The application of several methods to estimate overweight and obesity, involves the use of different criteria that therefore produce results that may vary in terms of the prevalence of these two health situations, more when it comes to populations that by their very nature are vulnerable. However, the results obtained by the method suggested by the Project Venezuela, are lower in terms of risk of overweight, and even lower in the case of overweight, which if assumed as obesity estimated by the other methods, is still much less. There is a need to continue carrying out this type of study with more numerous populations, in order to verify the results obtained here, and in this way to validate one of the methods used.
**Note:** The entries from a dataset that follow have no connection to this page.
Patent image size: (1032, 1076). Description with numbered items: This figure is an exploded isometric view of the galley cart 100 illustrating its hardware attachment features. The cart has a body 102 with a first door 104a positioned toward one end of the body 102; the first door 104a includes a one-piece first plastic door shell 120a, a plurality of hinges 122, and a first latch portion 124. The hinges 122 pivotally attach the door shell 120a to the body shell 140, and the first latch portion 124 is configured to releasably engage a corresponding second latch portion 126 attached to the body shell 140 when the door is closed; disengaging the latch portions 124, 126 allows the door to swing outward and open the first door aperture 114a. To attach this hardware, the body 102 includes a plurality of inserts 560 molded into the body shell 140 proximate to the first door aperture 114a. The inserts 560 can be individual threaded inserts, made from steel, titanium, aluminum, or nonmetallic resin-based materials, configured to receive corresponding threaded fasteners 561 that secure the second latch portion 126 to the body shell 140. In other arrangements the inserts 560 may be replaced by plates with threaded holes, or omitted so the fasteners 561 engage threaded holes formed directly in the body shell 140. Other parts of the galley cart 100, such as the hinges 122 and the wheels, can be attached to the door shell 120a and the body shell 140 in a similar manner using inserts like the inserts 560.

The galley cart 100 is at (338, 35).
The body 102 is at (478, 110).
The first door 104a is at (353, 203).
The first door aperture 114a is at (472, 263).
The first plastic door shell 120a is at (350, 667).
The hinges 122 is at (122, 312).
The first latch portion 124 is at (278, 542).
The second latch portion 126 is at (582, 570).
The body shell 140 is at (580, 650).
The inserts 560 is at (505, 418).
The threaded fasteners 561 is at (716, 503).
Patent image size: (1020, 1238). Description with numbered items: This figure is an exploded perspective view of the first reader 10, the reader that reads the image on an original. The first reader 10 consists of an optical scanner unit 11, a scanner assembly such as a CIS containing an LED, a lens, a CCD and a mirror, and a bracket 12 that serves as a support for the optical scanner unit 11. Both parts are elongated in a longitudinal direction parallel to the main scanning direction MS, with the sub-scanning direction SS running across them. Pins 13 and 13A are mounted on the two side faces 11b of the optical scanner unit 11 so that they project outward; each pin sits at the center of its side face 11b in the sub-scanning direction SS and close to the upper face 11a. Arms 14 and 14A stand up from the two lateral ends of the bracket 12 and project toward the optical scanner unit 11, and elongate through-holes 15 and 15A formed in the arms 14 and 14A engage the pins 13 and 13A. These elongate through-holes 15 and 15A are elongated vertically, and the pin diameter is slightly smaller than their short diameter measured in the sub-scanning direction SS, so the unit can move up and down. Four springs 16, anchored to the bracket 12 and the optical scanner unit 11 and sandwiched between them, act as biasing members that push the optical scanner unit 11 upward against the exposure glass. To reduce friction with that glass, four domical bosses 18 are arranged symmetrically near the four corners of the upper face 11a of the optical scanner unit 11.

It must be taken into account that since obesity is associated with chronic diseases, it is interesting to keep in mind what was affirmed by Farías Yáñez,27 such as the fact that obesity leads to "insulin resistance and increases circulating levels of insulin". Such situation is aggravated because" at some point the control of the glycemia is lost and the glucose intolerance occurs; and finally type 2 diabetes occurs. Likewise, it is very important to carry out studies on the incidence of childhood obesity, taking into account that according to the WHO, in 2013, more than 42 million children under the age of five was overweight, which evidence that the near future will be potential obese adults.28

Acknowledgement

Thanks to Dr. Carmen Cecilia Jiménez Palacios, for authorizing the use of the database, which was part of his doctoral thesis, presented to the Central University of Venezuela to qualify for the title of Doctor in Dentistry; and to it were added the anthropometric variables to be used in this investigation.

Conflict of interest

Author declares no conflict of interest.